AiGAS-dEVL: An Adaptive Incremental Neural Gas Model for Drifting Data Streams under Extreme Verification Latency
Maria Arostegi, Miren Nekane Bilbao, Jesus L. Lobo, Javier Del Ser
TL;DR
AiGAS-dEVL tackles drifting data streams with extreme verification latency by maintaining a Growing Neural Gas map of evolving concepts learned during an initial labeled phase and using projection-guided alignment to predict unlabeled batches. The method couples unsupervised prototype tracking with semi-supervised labeling of emergent nodes, employing a minimum-cost node matching and a rigid transformation to align consecutive concept maps for future predictions. Across a benchmark of synthetic and real EVL datasets, AiGAS-dEVL demonstrates competitive or superior performance in prequential error and macro $F_1$, while offering a simple, interpretable instance-based adaptation strategy. The work advances drift-aware streaming by providing a flexible template that can accommodate different drift dynamics and labeling constraints, with future work targeting non-rigid drift modeling and memory-aware label propagation.
Abstract
The ever-growing speed at which data are generated nowadays, together with the substantial cost of labeling processes cause Machine Learning models to face scenarios in which data are partially labeled. The extreme case where such a supervision is indefinitely unavailable is referred to as extreme verification latency.
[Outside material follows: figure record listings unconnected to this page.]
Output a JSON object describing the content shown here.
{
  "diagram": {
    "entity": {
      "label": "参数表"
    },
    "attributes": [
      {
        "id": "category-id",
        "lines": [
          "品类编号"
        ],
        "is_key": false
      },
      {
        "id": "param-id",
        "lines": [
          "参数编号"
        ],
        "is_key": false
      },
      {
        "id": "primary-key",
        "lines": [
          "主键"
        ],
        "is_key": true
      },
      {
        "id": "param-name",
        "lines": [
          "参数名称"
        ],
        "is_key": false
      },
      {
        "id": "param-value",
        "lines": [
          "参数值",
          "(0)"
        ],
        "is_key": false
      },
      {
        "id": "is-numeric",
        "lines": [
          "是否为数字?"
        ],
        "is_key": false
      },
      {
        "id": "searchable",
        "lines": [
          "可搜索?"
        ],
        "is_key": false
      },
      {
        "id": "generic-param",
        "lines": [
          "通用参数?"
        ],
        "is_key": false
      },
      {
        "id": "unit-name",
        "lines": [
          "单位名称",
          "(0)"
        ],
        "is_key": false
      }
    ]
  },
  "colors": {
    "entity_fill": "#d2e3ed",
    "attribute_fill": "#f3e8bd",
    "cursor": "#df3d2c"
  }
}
On the other hand, in streaming setups data flows are affected by exogenous factors that yield non-stationarities in the patterns (concept drift), compelling models learned incrementally from the data streams to adapt their modeled knowledge to the concepts within the stream. In this work we address the casuistry in which these two conditions occur together, by which adaptation mechanisms to accommodate drifts within the stream are challenged by the lack of supervision, requiring further mechanisms to track the evolution of concepts in the absence of verification. To this end we propose a novel approach, AiGAS-dEVL (Adaptive Incremental neural GAS model for drifting Streams under Extreme Verification Latency), which relies on growing neural gas to characterize the distributions of all concepts detected within the stream over time. Our approach exposes that the online analysis of the behavior of these prototypical points over time facilitates the definition of the evolution of concepts in the feature space, the detection of changes in their behavior, and the design of adaptation policies to mitigate the effect of such changes in the model. We assess the performance of AiGAS-dEVL over several synthetic datasets, comparing it to that of state-of-the-art approaches proposed in the recent past to tackle this stream learning setup. Our results reveal that AiGAS-dEVL performs competitively with respect to the rest of baselines, exhibiting a superior adaptability over several datasets in the benchmark while ensuring a simple and interpretable instance-based adaptation strategy.